Create an Azure Machine Learning Workspace

Completed

Azure Machine Learning is a cloud service for accelerating and managing the machine learning project lifecycle. Machine learning professionals, data scientists, and engineers can use it in their day-to-day workflows to train and deploy models and manage Machine Learning Ops.

You can create a model in Azure Machine Learning or use a model built from an open-source platform, such as Pytorch, TensorFlow, or scikit-learn. Machine Learning Ops support can help you monitor, retrain, and redeploy models.

There are many advantages of using the Azure Machine Learning platform to create computer vision models. It's an Enterprise grade platform service that facilitates the following capabilities when training and deploying CV models:

  • It provides a single platform for labeling, training, and deploying models.
  • The ability to execute the code for the model training on one compute while the real training of the model happens on another compute that is scalable to align with the number of images and modeling tasks.
  • It uses the hyperdrive functionality of AutoML for images, making it possible to train hundreds of models using different algorithms and hyperparameters and then automatically have AML determine the best (champion) model automatically.

Learn more about Machine Learning on Azure.

Create an Azure Machine Learning Workspace

  1. Sign into the Azure portal by using the credentials for your Azure subscription.

  2. In the upper-left corner of the Azure portal, select the three bars, the + Create a resource.

    A screenshot is showing the Create a Resource section is highlighted.

  3. Use the search bar to find machine learning, then select the Machine Learning result:

    A screenshot showing The Machine Learning marketplace result is shown highlighted.

  4. In the Machine Learning pane, select the Create button to begin the deployment process:

    A screenshot showing the create workspace option is highlighted.

  5. On the Basics tab, enter the following values for each setting:

    Setting Value
    Project details
    Subscription <Your Subscription>
    Resource Group <Create New> OR <Select an Existing Resource Group> We suggest using the same resource group that contains the Azure Storage Account from previous steps.
    Workspace details
    Workspace name Enter a unique name. A portion of this value is used to automatically prefix the names of new resources that are autopopulated for the following settings.
    Region <Select an appropriate region> Use a location that is nearby geographically.
    Storage account <Create New> The name is autopopulated using the Workspace name prefix.
    Key vault <Create New> The name is autopopulated using the Workspace name prefix.
    Application insights <Create New> The name is autopopulated using the Workspace name prefix.
    Container registry Use the default value of None.
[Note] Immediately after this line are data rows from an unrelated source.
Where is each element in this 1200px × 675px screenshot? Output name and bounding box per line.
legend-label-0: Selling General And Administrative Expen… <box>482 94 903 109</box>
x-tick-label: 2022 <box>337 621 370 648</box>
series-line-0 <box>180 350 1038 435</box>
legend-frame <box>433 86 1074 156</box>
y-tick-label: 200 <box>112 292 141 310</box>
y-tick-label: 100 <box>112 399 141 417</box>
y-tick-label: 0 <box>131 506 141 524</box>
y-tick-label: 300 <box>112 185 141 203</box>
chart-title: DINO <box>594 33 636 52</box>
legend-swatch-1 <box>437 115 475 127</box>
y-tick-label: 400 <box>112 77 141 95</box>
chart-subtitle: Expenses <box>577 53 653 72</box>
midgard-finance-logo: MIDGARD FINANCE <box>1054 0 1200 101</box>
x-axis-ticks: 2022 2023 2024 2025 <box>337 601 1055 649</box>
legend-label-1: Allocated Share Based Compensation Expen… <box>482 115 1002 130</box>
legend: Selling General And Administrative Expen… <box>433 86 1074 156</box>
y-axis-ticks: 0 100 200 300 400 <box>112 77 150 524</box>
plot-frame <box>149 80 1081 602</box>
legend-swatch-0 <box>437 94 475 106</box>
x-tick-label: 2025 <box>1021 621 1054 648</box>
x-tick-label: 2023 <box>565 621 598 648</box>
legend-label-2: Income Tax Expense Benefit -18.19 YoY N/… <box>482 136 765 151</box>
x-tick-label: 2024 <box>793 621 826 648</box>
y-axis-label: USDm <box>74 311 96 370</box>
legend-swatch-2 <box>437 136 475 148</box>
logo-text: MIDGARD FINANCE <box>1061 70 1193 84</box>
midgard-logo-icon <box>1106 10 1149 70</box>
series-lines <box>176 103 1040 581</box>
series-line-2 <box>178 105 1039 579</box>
    When you're finished select Review + create to validate the deployment of the Azure Machine Learning workspace.

    The settings of the Machine Learning workspace deployment are shown in a screenshot.

  6. On the resulting page, you're able to validate the details of your deployment. When you're satisfied, select the Create button to start the deployment. This process can take a few minutes to complete.

    The validation of the Machine Learning workspace deployment is shown in a screenshot.

  7. Once the deployment completes, navigate to your new Azure Machine Learning resource. You can easily locate this resource by typing "Azure Machine Learning" in the Azure search bar and choosing the Machine Learning icon. This lists all available Azure Machine Learning resources in your Azure Subscription.

    A screenshot that demonstrates how to navigate to your Azure Machine Learning resource.

  8. When you successfully navigate to the newly deployed instance, notice in the Overview section there's a button labeled Download config.json. Select this button to download the configuration and store it somewhere secure and accessible so that it can be used in Module 3.

    A screenshot showing where to Download the Azure Machine Learning workspace configuration.

  9. While in the Overview section of the Azure Machine Learning workspace resource, select Launch Studio to open your workspace in the browser and prepare for the next unit.

    A screenshot showing the launch studio option is highlighted.